Biblical love is affection for someone that moves you to self-giving. It is the bending of your will toward the interest of others rather than self—giving your time, money, sweat, tears, energy, talent, and life for the good of another. Love is Jesus broken on the cross for you not seeking a way out, bleeding from the head saying, “Not my will but Your will” to the Father.
Love is the Father giving his only Son for the sins of rebels. It is a mother losing sleep to care for a child and a father spending time with his children after work knowing it will mean staying up late to get other things done. Love is the gift of self, rather than self-promotion—sacrifice of desire, rather than indulgence—working for the benefit others, rather than personal gain.

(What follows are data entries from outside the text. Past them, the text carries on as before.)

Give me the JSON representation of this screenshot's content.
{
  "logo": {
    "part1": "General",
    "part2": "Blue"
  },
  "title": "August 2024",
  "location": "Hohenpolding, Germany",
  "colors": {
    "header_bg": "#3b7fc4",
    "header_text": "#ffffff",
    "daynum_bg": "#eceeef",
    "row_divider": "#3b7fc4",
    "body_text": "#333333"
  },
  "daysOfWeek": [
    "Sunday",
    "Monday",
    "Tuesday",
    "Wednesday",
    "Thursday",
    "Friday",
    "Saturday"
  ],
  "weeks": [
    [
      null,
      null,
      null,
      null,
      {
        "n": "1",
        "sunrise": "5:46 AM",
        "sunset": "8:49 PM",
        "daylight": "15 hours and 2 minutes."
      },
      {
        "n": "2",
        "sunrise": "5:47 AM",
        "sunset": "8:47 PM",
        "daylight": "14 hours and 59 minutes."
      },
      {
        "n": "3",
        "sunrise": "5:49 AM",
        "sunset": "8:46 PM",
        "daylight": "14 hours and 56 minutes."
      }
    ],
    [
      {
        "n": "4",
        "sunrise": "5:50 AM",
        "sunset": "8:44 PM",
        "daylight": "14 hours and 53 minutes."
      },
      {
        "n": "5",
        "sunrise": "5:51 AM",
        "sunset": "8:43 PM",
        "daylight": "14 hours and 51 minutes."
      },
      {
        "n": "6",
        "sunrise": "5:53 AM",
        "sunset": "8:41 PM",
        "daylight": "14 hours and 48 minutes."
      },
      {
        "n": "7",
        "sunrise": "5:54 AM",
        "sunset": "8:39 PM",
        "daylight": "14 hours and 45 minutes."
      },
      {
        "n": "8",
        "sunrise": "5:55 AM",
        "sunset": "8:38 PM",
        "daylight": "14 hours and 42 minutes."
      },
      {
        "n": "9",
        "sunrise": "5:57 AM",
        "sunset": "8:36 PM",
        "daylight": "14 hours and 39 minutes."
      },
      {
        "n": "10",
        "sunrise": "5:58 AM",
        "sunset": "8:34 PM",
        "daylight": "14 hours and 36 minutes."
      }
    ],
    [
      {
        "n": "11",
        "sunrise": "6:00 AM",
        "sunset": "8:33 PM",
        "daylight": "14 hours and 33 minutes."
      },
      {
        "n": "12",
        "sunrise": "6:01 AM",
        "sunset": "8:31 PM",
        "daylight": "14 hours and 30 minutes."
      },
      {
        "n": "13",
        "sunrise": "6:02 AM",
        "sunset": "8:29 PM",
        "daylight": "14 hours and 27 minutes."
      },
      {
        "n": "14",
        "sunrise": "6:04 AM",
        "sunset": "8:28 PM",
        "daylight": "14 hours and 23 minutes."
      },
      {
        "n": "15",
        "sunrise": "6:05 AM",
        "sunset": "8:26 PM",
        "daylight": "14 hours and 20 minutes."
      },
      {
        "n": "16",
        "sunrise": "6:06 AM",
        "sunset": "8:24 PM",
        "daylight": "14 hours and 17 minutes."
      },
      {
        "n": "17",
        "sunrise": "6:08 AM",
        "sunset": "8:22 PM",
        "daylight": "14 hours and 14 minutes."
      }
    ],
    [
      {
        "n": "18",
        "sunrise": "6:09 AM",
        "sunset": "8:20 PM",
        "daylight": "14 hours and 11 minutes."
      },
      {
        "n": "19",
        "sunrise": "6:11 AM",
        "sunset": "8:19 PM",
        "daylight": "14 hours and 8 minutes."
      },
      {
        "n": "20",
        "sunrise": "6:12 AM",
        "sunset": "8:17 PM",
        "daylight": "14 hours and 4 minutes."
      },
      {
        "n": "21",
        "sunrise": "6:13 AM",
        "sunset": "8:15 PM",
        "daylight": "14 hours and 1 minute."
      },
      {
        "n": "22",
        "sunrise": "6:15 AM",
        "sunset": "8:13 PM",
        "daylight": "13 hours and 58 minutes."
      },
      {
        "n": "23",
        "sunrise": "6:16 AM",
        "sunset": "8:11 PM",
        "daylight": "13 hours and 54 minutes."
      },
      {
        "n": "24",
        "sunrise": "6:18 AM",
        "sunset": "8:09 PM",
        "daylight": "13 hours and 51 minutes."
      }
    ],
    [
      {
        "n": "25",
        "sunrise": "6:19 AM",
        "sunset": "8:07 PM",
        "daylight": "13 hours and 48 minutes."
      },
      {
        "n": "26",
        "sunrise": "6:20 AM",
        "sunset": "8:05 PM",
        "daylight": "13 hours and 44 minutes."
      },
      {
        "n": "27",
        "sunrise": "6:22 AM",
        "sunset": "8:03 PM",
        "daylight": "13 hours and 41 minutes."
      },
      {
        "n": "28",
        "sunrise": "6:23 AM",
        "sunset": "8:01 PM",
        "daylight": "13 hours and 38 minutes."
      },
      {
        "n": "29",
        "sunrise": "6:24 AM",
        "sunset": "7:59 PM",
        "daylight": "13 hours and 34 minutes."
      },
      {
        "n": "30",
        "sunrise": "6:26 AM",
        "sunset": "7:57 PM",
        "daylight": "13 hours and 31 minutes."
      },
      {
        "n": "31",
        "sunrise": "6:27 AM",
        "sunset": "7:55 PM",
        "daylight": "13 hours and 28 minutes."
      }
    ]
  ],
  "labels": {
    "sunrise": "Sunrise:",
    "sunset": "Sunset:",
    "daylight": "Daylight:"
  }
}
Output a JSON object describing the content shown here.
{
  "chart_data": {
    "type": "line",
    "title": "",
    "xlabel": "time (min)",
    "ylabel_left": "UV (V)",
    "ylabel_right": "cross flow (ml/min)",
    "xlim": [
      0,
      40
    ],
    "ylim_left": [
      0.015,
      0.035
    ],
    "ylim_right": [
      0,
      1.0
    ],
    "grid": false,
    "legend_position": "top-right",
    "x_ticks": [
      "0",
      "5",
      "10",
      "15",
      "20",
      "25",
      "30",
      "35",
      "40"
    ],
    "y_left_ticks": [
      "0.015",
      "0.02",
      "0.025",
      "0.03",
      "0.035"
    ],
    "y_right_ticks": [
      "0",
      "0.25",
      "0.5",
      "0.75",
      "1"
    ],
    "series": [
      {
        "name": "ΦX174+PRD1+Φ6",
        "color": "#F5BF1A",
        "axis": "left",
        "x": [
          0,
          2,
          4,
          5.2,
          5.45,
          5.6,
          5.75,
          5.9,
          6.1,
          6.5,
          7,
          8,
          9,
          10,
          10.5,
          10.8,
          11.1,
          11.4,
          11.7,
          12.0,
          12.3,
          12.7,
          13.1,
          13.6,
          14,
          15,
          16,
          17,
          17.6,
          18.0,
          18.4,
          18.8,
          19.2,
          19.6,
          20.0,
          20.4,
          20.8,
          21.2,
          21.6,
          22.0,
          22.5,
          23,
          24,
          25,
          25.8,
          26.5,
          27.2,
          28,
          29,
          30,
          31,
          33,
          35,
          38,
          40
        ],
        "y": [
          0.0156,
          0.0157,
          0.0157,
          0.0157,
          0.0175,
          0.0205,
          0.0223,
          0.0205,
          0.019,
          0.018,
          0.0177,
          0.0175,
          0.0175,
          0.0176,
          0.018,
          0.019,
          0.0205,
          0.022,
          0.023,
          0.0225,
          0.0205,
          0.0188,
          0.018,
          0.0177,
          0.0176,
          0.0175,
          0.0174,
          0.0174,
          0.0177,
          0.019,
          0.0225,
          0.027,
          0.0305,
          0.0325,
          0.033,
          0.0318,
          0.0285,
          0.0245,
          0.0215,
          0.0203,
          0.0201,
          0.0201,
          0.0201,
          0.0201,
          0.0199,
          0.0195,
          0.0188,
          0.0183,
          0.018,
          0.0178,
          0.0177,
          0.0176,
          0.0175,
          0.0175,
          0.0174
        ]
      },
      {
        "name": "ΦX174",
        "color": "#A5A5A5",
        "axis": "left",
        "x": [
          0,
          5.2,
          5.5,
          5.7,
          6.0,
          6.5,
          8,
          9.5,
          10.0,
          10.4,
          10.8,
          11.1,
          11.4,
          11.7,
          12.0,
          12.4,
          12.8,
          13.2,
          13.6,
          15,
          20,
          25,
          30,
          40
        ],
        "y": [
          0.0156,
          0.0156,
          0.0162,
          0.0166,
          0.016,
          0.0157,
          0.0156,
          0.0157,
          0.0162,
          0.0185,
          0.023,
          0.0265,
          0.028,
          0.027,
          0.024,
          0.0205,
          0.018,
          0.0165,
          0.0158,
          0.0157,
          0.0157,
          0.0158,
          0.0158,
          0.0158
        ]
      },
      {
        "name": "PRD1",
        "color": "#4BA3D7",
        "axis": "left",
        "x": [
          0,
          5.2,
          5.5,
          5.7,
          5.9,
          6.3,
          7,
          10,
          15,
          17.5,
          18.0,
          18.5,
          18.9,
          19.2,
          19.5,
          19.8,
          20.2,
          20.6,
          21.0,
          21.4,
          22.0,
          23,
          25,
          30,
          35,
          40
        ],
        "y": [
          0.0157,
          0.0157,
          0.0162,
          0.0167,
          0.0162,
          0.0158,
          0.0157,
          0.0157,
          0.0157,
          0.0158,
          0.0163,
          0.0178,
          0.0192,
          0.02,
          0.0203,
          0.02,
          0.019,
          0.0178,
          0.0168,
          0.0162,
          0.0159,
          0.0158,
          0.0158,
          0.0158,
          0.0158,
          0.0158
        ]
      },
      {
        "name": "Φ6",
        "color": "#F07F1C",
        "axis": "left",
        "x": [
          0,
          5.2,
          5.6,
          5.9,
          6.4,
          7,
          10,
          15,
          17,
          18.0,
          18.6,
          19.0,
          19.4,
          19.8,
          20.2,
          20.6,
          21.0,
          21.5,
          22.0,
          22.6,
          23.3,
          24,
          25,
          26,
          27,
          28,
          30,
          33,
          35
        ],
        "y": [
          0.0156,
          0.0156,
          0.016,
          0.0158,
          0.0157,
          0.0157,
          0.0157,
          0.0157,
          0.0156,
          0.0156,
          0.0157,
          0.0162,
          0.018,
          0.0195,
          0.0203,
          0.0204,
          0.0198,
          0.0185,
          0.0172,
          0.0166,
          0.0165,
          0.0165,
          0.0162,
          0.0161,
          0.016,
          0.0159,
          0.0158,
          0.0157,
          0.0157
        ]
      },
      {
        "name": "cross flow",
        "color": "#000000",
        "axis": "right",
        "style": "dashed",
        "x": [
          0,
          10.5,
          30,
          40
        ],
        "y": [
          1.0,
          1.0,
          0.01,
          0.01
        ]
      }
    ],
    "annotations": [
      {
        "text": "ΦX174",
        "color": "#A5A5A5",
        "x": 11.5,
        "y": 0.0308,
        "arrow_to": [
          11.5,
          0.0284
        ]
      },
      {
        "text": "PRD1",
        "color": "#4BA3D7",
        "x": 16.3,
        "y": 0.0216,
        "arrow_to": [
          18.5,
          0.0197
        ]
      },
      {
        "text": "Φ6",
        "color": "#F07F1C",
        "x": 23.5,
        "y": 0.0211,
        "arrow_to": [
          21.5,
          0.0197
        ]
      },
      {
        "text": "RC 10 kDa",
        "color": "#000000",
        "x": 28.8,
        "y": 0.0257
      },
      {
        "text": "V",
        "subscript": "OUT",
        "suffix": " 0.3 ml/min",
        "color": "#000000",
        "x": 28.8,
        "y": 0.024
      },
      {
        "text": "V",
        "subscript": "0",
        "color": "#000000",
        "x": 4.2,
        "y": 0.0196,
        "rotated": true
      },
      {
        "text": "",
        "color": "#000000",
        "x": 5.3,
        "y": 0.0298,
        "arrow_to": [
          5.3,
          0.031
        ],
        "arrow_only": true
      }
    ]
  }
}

This love is what produced the marriage of Ian and Larissa Murphy.[1] While dating in college, a car accident left Ian with an injured brain and multiple disabilities. He would never work, would need constant care, and would not dance at their wedding. Four years later, they stood before a judge with their pastor and covenanted in disability and in health, with full knowledge that barring a miracle, it would always be disability.
Why? What gain could there be in loving someone who could, humanly speaking, offer you nothing but need? In the sorrow of sickness, the love of Christ crucified for sinners was moving Larissa and Ian. The selfless abandon of Jesus on the cross He did not deserve, is the driving force of true love.